The NAACP did not violate the conditions of its tax-exempt status when its chairman gave a speech that criticized President Bush, according to a newly released letter from the Internal Revenue Service to the civil rights group.
/ Source: The Associated Press

The NAACP did not violate the conditions of its tax-exempt status when its chairman gave a speech that criticized President Bush, according to a newly released letter from the Internal Revenue Service to the civil rights organization.

The IRS began looking into the Baltimore-based National Association for the Advancement of Colored People about a month before the 2004 presidential election after a speech by NAACP Chairman Julian Bond that was largely critical of Bush’s policies.

Political campaigning is prohibited under the NAACP’s tax-exempt status.

In a letter, dated Aug. 9, the IRS said a review of video footage of the speech, as well as other information, indicated “that political intervention did not occur.”

Bruce S. Gordon, the president and CEO of the NAACP, said the group was vindicated by the decision.

“It’s disappointing that the IRS took nearly two years to conclude what we knew from the beginning — the NAACP did not violate tax laws and continues to be politically nonpartisan,” Gordon said in a statement Thursday.

In his July 2004 speech at the NAACP’s annual convention in Philadelphia, Bond said of the Bush administration: “They preach racial neutrality and practice racial division. They’ve tried to patch the leaky economy and every other domestic problem with duct tape and plastic sheets. They write a new constitution of Iraq and they ignore the Constitution here at home.”

The civil rights organization said it has a long history of criticizing presidents and their policies and that Bond criticized both political parties during the speech.

“I’ve been a critic of the Bush administration since it began, as I was with the Clinton administration before that,” Bond said.

Relations with White House improveRelations between the Bush administration and the NAACP have warmed since Gordon took over as CEO in 2005. The president spoke to the NAACP convention this year for the first time in his White House tenure.

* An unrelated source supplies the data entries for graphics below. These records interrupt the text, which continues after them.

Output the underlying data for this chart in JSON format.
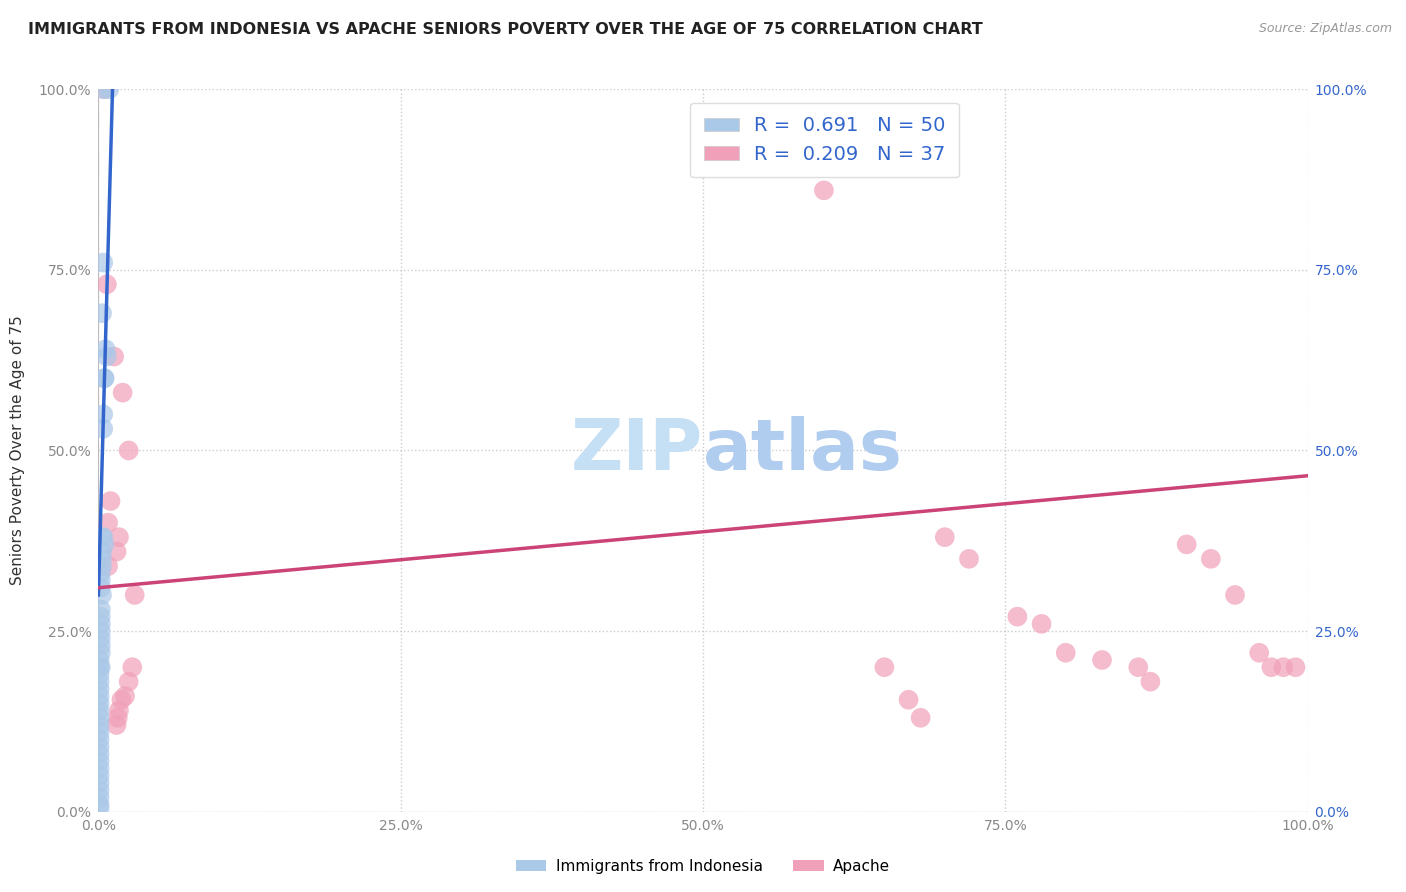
{
  "title": "IMMIGRANTS FROM INDONESIA VS APACHE SENIORS POVERTY OVER THE AGE OF 75 CORRELATION CHART",
  "source": "Source: ZipAtlas.com",
  "ylabel": "Seniors Poverty Over the Age of 75",
  "xlim": [
    0,
    1.0
  ],
  "ylim": [
    0,
    1.0
  ],
  "xticks": [
    0.0,
    0.25,
    0.5,
    0.75,
    1.0
  ],
  "yticks": [
    0.0,
    0.25,
    0.5,
    0.75,
    1.0
  ],
  "xticklabels_left": [
    "0.0%",
    "25.0%",
    "50.0%",
    "75.0%",
    "100.0%"
  ],
  "yticklabels_left": [
    "0.0%",
    "25.0%",
    "50.0%",
    "75.0%",
    "100.0%"
  ],
  "yticklabels_right": [
    "0.0%",
    "25.0%",
    "50.0%",
    "75.0%",
    "100.0%"
  ],
  "blue_R": 0.691,
  "blue_N": 50,
  "pink_R": 0.209,
  "pink_N": 37,
  "blue_color": "#aac8e8",
  "pink_color": "#f0a0b8",
  "blue_line_color": "#3366cc",
  "pink_line_color": "#cc4477",
  "watermark_zip": "ZIP",
  "watermark_atlas": "atlas",
  "watermark_color_zip": "#c8dff0",
  "watermark_color_atlas": "#b0cce8",
  "grid_color": "#cccccc",
  "background_color": "#ffffff",
  "title_fontsize": 11.5,
  "axis_label_fontsize": 11,
  "tick_fontsize": 10,
  "legend_fontsize": 14,
  "right_ytick_color": "#3366cc",
  "left_tick_color": "#888888",
  "bottom_tick_color": "#888888",
  "blue_scatter": [
    [
      0.004,
      1.0
    ],
    [
      0.009,
      1.0
    ],
    [
      0.004,
      0.76
    ],
    [
      0.003,
      0.69
    ],
    [
      0.006,
      0.64
    ],
    [
      0.007,
      0.63
    ],
    [
      0.005,
      0.6
    ],
    [
      0.005,
      0.6
    ],
    [
      0.004,
      0.55
    ],
    [
      0.004,
      0.53
    ],
    [
      0.003,
      0.38
    ],
    [
      0.004,
      0.38
    ],
    [
      0.005,
      0.37
    ],
    [
      0.003,
      0.36
    ],
    [
      0.003,
      0.35
    ],
    [
      0.003,
      0.34
    ],
    [
      0.002,
      0.33
    ],
    [
      0.002,
      0.32
    ],
    [
      0.002,
      0.31
    ],
    [
      0.003,
      0.3
    ],
    [
      0.002,
      0.28
    ],
    [
      0.002,
      0.27
    ],
    [
      0.002,
      0.26
    ],
    [
      0.002,
      0.25
    ],
    [
      0.002,
      0.24
    ],
    [
      0.002,
      0.23
    ],
    [
      0.002,
      0.22
    ],
    [
      0.001,
      0.21
    ],
    [
      0.001,
      0.2
    ],
    [
      0.002,
      0.2
    ],
    [
      0.001,
      0.19
    ],
    [
      0.001,
      0.18
    ],
    [
      0.001,
      0.17
    ],
    [
      0.001,
      0.16
    ],
    [
      0.001,
      0.15
    ],
    [
      0.001,
      0.14
    ],
    [
      0.001,
      0.13
    ],
    [
      0.001,
      0.12
    ],
    [
      0.001,
      0.11
    ],
    [
      0.001,
      0.1
    ],
    [
      0.001,
      0.09
    ],
    [
      0.001,
      0.08
    ],
    [
      0.001,
      0.07
    ],
    [
      0.001,
      0.06
    ],
    [
      0.001,
      0.05
    ],
    [
      0.001,
      0.04
    ],
    [
      0.001,
      0.03
    ],
    [
      0.001,
      0.02
    ],
    [
      0.001,
      0.01
    ],
    [
      0.001,
      0.005
    ]
  ],
  "pink_scatter": [
    [
      0.005,
      1.0
    ],
    [
      0.007,
      0.73
    ],
    [
      0.013,
      0.63
    ],
    [
      0.02,
      0.58
    ],
    [
      0.025,
      0.5
    ],
    [
      0.01,
      0.43
    ],
    [
      0.008,
      0.4
    ],
    [
      0.017,
      0.38
    ],
    [
      0.015,
      0.36
    ],
    [
      0.008,
      0.34
    ],
    [
      0.03,
      0.3
    ],
    [
      0.028,
      0.2
    ],
    [
      0.025,
      0.18
    ],
    [
      0.022,
      0.16
    ],
    [
      0.019,
      0.155
    ],
    [
      0.017,
      0.14
    ],
    [
      0.016,
      0.13
    ],
    [
      0.015,
      0.12
    ],
    [
      0.6,
      0.86
    ],
    [
      0.7,
      0.38
    ],
    [
      0.72,
      0.35
    ],
    [
      0.76,
      0.27
    ],
    [
      0.78,
      0.26
    ],
    [
      0.8,
      0.22
    ],
    [
      0.83,
      0.21
    ],
    [
      0.86,
      0.2
    ],
    [
      0.87,
      0.18
    ],
    [
      0.9,
      0.37
    ],
    [
      0.92,
      0.35
    ],
    [
      0.94,
      0.3
    ],
    [
      0.96,
      0.22
    ],
    [
      0.97,
      0.2
    ],
    [
      0.98,
      0.2
    ],
    [
      0.65,
      0.2
    ],
    [
      0.67,
      0.155
    ],
    [
      0.68,
      0.13
    ],
    [
      0.99,
      0.2
    ]
  ],
  "blue_trend_x": [
    0.0,
    0.012
  ],
  "blue_trend_y": [
    0.3,
    1.02
  ],
  "pink_trend_x": [
    0.0,
    1.0
  ],
  "pink_trend_y": [
    0.31,
    0.465
  ]
}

NAACP attorneys said the IRS investigation was a “serious threat” to the freedom of nonprofits who may criticize government policies. The group has called the audit a political campaign to silence the organization, a point Bond maintains.

“The information they’ve given us shows that only Republicans have objected,” Bond said.

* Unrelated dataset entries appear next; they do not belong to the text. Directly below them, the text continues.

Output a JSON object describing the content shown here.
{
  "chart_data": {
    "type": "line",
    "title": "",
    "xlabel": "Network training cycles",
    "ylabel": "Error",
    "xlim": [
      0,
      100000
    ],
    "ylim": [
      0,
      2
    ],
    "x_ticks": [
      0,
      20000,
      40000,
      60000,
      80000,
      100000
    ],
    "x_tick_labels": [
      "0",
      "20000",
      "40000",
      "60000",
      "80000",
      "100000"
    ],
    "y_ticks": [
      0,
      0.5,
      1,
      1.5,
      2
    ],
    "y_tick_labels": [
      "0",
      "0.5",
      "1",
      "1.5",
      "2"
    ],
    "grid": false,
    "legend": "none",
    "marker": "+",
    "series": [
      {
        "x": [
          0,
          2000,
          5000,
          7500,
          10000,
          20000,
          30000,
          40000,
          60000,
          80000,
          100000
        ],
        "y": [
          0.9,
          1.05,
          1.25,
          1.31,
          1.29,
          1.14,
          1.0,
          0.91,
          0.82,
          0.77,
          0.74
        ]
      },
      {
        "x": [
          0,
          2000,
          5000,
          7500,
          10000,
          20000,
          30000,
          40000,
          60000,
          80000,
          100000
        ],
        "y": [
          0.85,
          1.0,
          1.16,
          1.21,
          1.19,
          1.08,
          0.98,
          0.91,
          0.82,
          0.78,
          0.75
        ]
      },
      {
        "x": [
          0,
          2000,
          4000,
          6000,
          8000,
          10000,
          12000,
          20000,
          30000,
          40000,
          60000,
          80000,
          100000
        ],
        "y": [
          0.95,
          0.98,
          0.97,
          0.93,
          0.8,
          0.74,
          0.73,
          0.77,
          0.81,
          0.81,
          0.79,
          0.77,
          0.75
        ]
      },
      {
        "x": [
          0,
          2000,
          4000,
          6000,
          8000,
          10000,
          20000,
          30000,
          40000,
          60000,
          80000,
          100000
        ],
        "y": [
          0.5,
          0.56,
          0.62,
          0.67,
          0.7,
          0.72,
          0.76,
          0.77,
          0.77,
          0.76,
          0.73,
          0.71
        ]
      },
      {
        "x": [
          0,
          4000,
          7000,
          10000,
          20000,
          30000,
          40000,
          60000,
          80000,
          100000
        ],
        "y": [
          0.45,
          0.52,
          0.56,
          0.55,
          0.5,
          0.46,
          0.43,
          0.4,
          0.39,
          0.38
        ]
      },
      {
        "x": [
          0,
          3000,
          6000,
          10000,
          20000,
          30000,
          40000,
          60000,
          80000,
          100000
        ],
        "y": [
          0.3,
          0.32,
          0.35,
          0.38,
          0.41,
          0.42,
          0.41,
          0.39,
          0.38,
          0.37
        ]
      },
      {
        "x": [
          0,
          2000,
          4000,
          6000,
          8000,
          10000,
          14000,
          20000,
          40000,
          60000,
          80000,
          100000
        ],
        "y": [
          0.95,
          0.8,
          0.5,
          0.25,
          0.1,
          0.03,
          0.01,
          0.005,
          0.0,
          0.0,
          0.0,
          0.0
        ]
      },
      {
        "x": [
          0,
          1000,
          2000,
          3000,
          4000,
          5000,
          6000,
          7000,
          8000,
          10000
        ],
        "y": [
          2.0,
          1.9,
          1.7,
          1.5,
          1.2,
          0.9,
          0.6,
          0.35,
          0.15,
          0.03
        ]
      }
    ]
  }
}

Documents obtained by the NAACP during the investigation showed at least six Republicans in Congress forwarded letters to the IRS on behalf of their constituents.

IRS officials are prohibited from discussing specific details of tax audits, but a spokesman has said investigations are conducted by career civil servants and not political appointees.

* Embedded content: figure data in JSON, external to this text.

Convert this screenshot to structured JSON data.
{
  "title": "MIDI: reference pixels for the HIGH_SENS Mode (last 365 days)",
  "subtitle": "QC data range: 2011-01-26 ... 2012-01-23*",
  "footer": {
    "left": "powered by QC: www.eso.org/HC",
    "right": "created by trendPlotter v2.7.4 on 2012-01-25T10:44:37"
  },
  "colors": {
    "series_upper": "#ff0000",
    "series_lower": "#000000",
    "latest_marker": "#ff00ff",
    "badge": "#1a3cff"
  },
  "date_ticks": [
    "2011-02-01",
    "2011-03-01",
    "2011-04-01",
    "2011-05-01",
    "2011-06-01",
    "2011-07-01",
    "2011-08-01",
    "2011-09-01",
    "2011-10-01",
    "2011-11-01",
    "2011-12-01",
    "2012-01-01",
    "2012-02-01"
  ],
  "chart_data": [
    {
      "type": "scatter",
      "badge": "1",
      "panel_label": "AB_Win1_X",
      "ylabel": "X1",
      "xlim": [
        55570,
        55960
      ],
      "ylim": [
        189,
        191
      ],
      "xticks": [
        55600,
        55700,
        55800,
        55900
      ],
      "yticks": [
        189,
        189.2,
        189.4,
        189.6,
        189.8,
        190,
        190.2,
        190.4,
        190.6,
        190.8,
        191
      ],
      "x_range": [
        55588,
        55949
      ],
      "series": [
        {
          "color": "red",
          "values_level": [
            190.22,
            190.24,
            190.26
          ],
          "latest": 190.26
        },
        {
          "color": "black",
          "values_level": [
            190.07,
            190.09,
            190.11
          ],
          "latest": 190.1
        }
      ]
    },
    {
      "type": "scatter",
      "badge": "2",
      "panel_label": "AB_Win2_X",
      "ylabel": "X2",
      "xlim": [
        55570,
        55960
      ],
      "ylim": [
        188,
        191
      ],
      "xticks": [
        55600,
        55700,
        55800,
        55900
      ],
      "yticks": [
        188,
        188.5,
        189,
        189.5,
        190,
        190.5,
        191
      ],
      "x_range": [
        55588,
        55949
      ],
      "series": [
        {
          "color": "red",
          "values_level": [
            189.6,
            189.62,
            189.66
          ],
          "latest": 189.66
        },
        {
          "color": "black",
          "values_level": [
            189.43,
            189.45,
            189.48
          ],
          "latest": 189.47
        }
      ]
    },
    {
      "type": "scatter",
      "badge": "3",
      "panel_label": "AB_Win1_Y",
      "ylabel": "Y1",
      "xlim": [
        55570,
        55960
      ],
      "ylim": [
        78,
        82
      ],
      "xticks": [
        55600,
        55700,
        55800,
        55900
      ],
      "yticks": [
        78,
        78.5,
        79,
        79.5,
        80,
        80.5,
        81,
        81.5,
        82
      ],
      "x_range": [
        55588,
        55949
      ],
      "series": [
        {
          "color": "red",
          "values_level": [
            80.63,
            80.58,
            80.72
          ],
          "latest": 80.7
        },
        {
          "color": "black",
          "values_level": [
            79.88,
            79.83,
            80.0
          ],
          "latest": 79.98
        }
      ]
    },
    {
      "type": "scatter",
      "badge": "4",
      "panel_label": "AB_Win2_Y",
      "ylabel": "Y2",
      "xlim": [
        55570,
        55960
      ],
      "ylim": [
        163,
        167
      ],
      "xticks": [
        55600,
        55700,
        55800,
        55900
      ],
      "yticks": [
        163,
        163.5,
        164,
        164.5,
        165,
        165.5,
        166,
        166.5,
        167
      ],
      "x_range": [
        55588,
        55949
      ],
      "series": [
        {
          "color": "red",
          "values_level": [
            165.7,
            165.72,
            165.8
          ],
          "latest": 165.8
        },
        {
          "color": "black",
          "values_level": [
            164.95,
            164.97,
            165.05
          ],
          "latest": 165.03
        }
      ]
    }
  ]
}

In the IRS letter ending the investigation, an official wrote the NAACP had delayed the audit by refusing to cooperate and provide information.

NAACP officials said they responded but asked for specific information about the accusations that prompted the audit.

“We simply held their feet to the fire, asking them to explain what the process was,” NAACP general counsel Dennis Hayes said. “I would dare stay they still don’t know what the process is.”